Imagine a crystal where an electron, having completed a full loop in momentum space, returns not to its original state but to its mirror reflection. This is not abstract geometry, but the physical reality of the band structure predicted in our new work on heterostructures based on topological insulators.

In the paper, we propose an effective model of a layered system consisting of alternating quasi-one-dimensional strips of topological and normal insulators. The key feature of this construction is the presence of a specific non-symmorphic projective symmetry. We demonstrate that this symmetry forces the energy bands to behave as a topological Möbius surface (and in the full three-dimensional picture, as a Klein bottle).

What does this offer condensed matter physics? First, the Möbius band topology guarantees the emergence of symmetry-protected Dirac points in both gapped and gapless phases. Second, and more intriguingly, when introducing controlled dissipative effects (non-Hermiticity), this geometry gives rise to a topologically protected non-Hermitian skin effect. Unlike standard mechanisms, the localization of states at the sample edges here is dictated by the Möbius connectivity of the bands—electrons become "trapped" at the surface for fundamental symmetry reasons. This opens new avenues for controlling wave packets in real devices.

This result will be of broad interest to researchers working on topological phases, quantum geometry, and open quantum systems.

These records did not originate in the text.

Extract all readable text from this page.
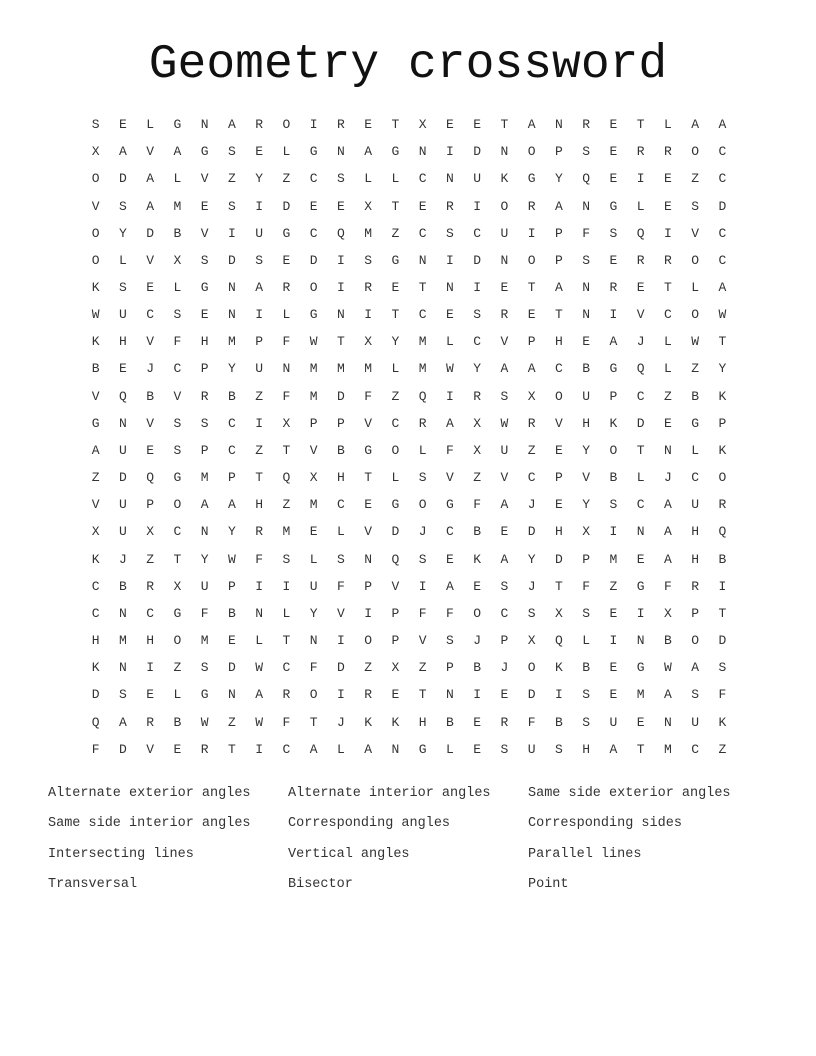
Geometry crossword
S	E	L	G	N	A	R	O	I	R	E	T	X	E	E	T	A	N	R	E	T	L	A	A
X	A	V	A	G	S	E	L	G	N	A	G	N	I	D	N	O	P	S	E	R	R	O	C
O	D	A	L	V	Z	Y	Z	C	S	L	L	C	N	U	K	G	Y	Q	E	I	E	Z	C
V	S	A	M	E	S	I	D	E	E	X	T	E	R	I	O	R	A	N	G	L	E	S	D
O	Y	D	B	V	I	U	G	C	Q	M	Z	C	S	C	U	I	P	F	S	Q	I	V	C
O	L	V	X	S	D	S	E	D	I	S	G	N	I	D	N	O	P	S	E	R	R	O	C
K	S	E	L	G	N	A	R	O	I	R	E	T	N	I	E	T	A	N	R	E	T	L	A
W	U	C	S	E	N	I	L	G	N	I	T	C	E	S	R	E	T	N	I	V	C	O	W
K	H	V	F	H	M	P	F	W	T	X	Y	M	L	C	V	P	H	E	A	J	L	W	T
B	E	J	C	P	Y	U	N	M	M	M	L	M	W	Y	A	A	C	B	G	Q	L	Z	Y
V	Q	B	V	R	B	Z	F	M	D	F	Z	Q	I	R	S	X	O	U	P	C	Z	B	K
G	N	V	S	S	C	I	X	P	P	V	C	R	A	X	W	R	V	H	K	D	E	G	P
A	U	E	S	P	C	Z	T	V	B	G	O	L	F	X	U	Z	E	Y	O	T	N	L	K
Z	D	Q	G	M	P	T	Q	X	H	T	L	S	V	Z	V	C	P	V	B	L	J	C	O
V	U	P	O	A	A	H	Z	M	C	E	G	O	G	F	A	J	E	Y	S	C	A	U	R
X	U	X	C	N	Y	R	M	E	L	V	D	J	C	B	E	D	H	X	I	N	A	H	Q
K	J	Z	T	Y	W	F	S	L	S	N	Q	S	E	K	A	Y	D	P	M	E	A	H	B
C	B	R	X	U	P	I	I	U	F	P	V	I	A	E	S	J	T	F	Z	G	F	R	I
C	N	C	G	F	B	N	L	Y	V	I	P	F	F	O	C	S	X	S	E	I	X	P	T
H	M	H	O	M	E	L	T	N	I	O	P	V	S	J	P	X	Q	L	I	N	B	O	D
K	N	I	Z	S	D	W	C	F	D	Z	X	Z	P	B	J	O	K	B	E	G	W	A	S
D	S	E	L	G	N	A	R	O	I	R	E	T	N	I	E	D	I	S	E	M	A	S	F
Q	A	R	B	W	Z	W	F	T	J	K	K	H	B	E	R	F	B	S	U	E	N	U	K
F	D	V	E	R	T	I	C	A	L	A	N	G	L	E	S	U	S	H	A	T	M	C	Z
Alternate exterior angles	Alternate interior angles	Same side exterior angles
Same side interior angles	Corresponding angles	Corresponding sides
Intersecting lines	Vertical angles	Parallel lines
Transversal	Bisector	Point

Figure 1. Schematic of the proposed heterostructure. (a) 3D visualization: a stack of quasi-1D strips shifted (step-stacked) relative to each other. Each strip consists of alternating ribbons of 2D topological (TI) and normal (NI) insulators. Intralayer ($\Delta _1, \Delta _2$) and interlayer ($\Delta $) hopping integrals between edge modes (marked with A and B) are shown (b) Side-view equivalent, illustrating the 2D periodicity. The system possesses non-symmorphic projective translation symmetry – reflection $M_x $ and a half-period shift along Z (in the basis (1,2)). Translational invariance along X is broken by dimerization (sublattices A and B). (c) Difference between mirror reflection of chiral and trivial dimers.

Z.Z. Alisultanov
JETP Letters 123, issue 9 (2026)